Manga Worker Stuffs Cash in Futon to Flee Japan’s Negative Ratesby , , and
‘I can’t picture that the economy is getting any better’
Dai-ichi Life estimates such money at about 40 trillion yen
When the Bank of Japan unexpectedly announced negative interest-rate policies in January, the first thing Tomomi Sato did was withdraw a 10th of the money in her bank account and stash it at home.
“It made me think of bank runs and shutdowns like I’ve heard there were in the past,” said the 30-something assistant to manga comic artists, who commutes for two hours from a small apartment in Tokyo’s suburbs. “Eventually, I feel like they’ll start charging me to keep my money there. When I think about that, I begin to worry.”
Sato is emblematic of a challenge facing the central bank that rates below zero only deepened: average Japanese aren’t feeling the benefits of more than three years of extraordinary monetary stimulus, and cash withdrawals suggest they are losing faith. About 40 trillion yen ($360 billion) has piled up in homes across Japan, according to a Dai-ichi Life Research Institute estimate -- equivalent to about 8 percent of gross domestic product. That’s money banks could be lending on or using to buy bonds.
“So long as Japan has what can broadly be categorized as a zero interest-rate policy, the amount will continue to grow,” said Hideo Kumano, the Tokyo-based chief economist at Dai-ichi Life and a former BOJ official. “What it means for 40 trillion yen to be sleeping under mattresses is that the deflationary mindset is deeply rooted, and Japanese have become hyper-sensitive to risk.”
Both BOJ Governor Haruhiko Kuroda and Prime Minister Shinzo Abe have highlighted the need to reinvigorate inflation expectations to spur consumption and investment. Meeting those goals has been complicated by an almost 20 percent plunge in Japanese stocks over the past year. Negative yields on Japanese government bonds maturing in up to a decade have also spurred the Ministry of Finance to cancel a string of sales aimed at retail investors.

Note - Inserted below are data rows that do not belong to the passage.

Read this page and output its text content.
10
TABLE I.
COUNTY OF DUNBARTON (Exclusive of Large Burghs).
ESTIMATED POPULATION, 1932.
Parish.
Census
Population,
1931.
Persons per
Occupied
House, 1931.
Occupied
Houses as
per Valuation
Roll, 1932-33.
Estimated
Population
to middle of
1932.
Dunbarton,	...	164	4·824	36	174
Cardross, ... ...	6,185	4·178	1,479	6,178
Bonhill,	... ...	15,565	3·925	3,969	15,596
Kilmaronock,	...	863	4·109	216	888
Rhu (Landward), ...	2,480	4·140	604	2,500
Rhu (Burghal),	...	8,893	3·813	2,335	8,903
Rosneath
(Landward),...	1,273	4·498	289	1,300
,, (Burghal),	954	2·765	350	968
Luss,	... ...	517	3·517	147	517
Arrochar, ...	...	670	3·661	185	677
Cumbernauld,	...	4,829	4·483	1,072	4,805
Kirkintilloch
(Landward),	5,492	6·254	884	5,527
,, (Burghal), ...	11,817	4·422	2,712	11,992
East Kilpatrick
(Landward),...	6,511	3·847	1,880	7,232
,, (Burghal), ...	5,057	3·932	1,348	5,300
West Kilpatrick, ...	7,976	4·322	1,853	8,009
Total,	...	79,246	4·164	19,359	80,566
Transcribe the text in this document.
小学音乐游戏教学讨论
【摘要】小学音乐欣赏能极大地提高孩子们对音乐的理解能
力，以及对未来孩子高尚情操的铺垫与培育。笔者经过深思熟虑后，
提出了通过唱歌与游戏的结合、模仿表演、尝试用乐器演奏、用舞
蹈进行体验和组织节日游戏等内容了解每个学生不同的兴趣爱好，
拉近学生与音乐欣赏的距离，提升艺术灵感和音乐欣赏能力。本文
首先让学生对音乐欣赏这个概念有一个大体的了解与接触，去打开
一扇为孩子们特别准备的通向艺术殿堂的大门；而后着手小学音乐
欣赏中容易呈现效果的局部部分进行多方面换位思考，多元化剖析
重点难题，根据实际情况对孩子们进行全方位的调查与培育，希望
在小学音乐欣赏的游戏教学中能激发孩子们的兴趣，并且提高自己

Financially, there’s little that separates the futon from a savings account that pays 0.001 percent annual interest. And perceptions that a negative deposit rate could become a tax on savers has exacerbated the migration of funds. Sales of safes in March were the highest in government data going back five years, and paper money exceeded coins in circulation by the most last month in BOJ figures to 1970.
The benchmark 10-year JGB yield has declined 38.5 basis points this year to minus 0.115 percent as of Tuesday in Tokyo. The Ministry of Finance’s sale two-year notes on Tuesday generated a bid-to-cover ratio of 5.52, the highest since December 2014.
BOJ Deputy Governor Hiroshi Nakaso said this month officials need to better explain the decision to adopt a negative deposit rate, amid some harsher criticism than the central bank had expected.
The monetary authority’s website began carrying a statement in March aimed at the layman entitled “Understand Negative Rates in 5 Minutes” -- a Socratic dialogue between a hypothetical questioner and a central bank representative. Asked if negative rates would be bad for consumption, the representative says, “If you’d put 1 million yen in the bank for a year, you would have got 200 yen in interest. Now, it’s 10 yen. This isn’t enough to damage consumption, now, is it?”
Household spending dropped again in April after recording a 5.3 percent slump in March, the most in a year. The proportion of people expecting prices to be higher in a year from now shrank to the lowest in three years in the quarter, according to a BOJ survey.
While policy makers had some initial success in stoking inflation toward their 2 percent target, consumer prices have been stagnant for more than a year. Monetary stimulus has also failed to ignite wage pressure, with average cash earnings never rising as much as 1 percent in any month since 1997.
“I can’t picture that the economy is getting any better,” the manga assistant Sato said. “Abenomics feels like it’s becoming more and more a word of the past.”